Di percayai bahwa manusia pada saat itu manusia akan dihidupkan kembali untuk
diminta pertanggung jawabnya. Perbuatan baik akan memperoleh kenikmatan
surgawi.sebaliknya, perbuatan buruk akan mendapat siksaan neraka, oleh karena
itu hari kebangkitan disebut juga hari pembalasan.
Keyakinan seperti itu
juga berlaku pada penganut ajaran kepercayaan lain, maupun agama-agama kuno
seperti :
1.
Di Mesir kuno percaya bahwa pembalseman
mayat yang di kenal dengan Mummi merupakan mayat yang utuh tenpat kediaman bagi
roh dalam kehidupan sesudah mati.
2.
konsep Nirvana (keadaan tak tersisa) dalam agama budha dan janisme berkonotasi kehidupan surgawi.
Gambaran dari keadaan dan ketrentaman sempurna dalam bentukkelahiran kembali di
alam mayapada yaitu kehidupan yang
sempurna dilambangkan dalam kehidupan di balik alam dunia.
3.
penganut agama samawi seperti yahudi,
nasrani, dan islam memperoleh informasi mengennai hari kebangkitan dari kitab
suci masing masing.
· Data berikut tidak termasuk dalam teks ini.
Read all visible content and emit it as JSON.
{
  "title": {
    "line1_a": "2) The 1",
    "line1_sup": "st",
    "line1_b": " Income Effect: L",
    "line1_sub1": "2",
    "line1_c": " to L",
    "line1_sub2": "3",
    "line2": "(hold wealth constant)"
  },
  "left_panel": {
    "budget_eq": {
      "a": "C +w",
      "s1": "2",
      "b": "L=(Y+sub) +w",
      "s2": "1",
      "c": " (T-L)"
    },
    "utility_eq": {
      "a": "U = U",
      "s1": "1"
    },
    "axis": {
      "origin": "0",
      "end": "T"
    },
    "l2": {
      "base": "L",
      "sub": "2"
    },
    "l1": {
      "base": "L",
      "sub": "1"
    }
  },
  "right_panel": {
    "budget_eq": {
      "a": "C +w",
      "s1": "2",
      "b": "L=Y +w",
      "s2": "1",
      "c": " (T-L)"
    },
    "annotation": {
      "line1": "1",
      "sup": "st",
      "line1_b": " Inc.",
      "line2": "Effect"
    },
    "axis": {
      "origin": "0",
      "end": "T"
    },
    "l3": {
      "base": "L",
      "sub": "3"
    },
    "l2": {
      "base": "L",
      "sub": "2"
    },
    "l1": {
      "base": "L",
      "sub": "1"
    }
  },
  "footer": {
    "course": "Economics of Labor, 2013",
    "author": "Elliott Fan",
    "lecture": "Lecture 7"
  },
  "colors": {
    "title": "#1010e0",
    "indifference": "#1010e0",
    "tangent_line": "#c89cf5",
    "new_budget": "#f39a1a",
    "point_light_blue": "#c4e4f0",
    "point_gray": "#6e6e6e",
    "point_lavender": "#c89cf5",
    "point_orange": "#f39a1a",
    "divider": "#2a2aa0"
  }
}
Seperti di ajaran agama Kristen kissah para rasul (1 : 1-14)
dikemukakan “ empat puluh hari setelah bangkit
diantara orang orang mati, Tuhan yesus menampakan diri kepada murid
murid di yerusalem. Bersama mereka, ia pergi ke bukit Zaitun.pada waktu itu ia
terangkat ke surga. Kemudian di ajaran islam,hari kebangkitan merupakan bagian
dari rukun iman. Abul A’la al – Maududi mengemukakan hari kebangkitan :
Bahwa Allah akan menghapuskan semeseta
alam ini dan sekalian makhluk yang ada di dalamnya pada suatu hari yang di
kenal dengan hari kiamat
Kemudian Allah SWT. Akan menghidupkan
mereka kembali sekaali lagi dan mengumpulakn mereka di hadap-NYA.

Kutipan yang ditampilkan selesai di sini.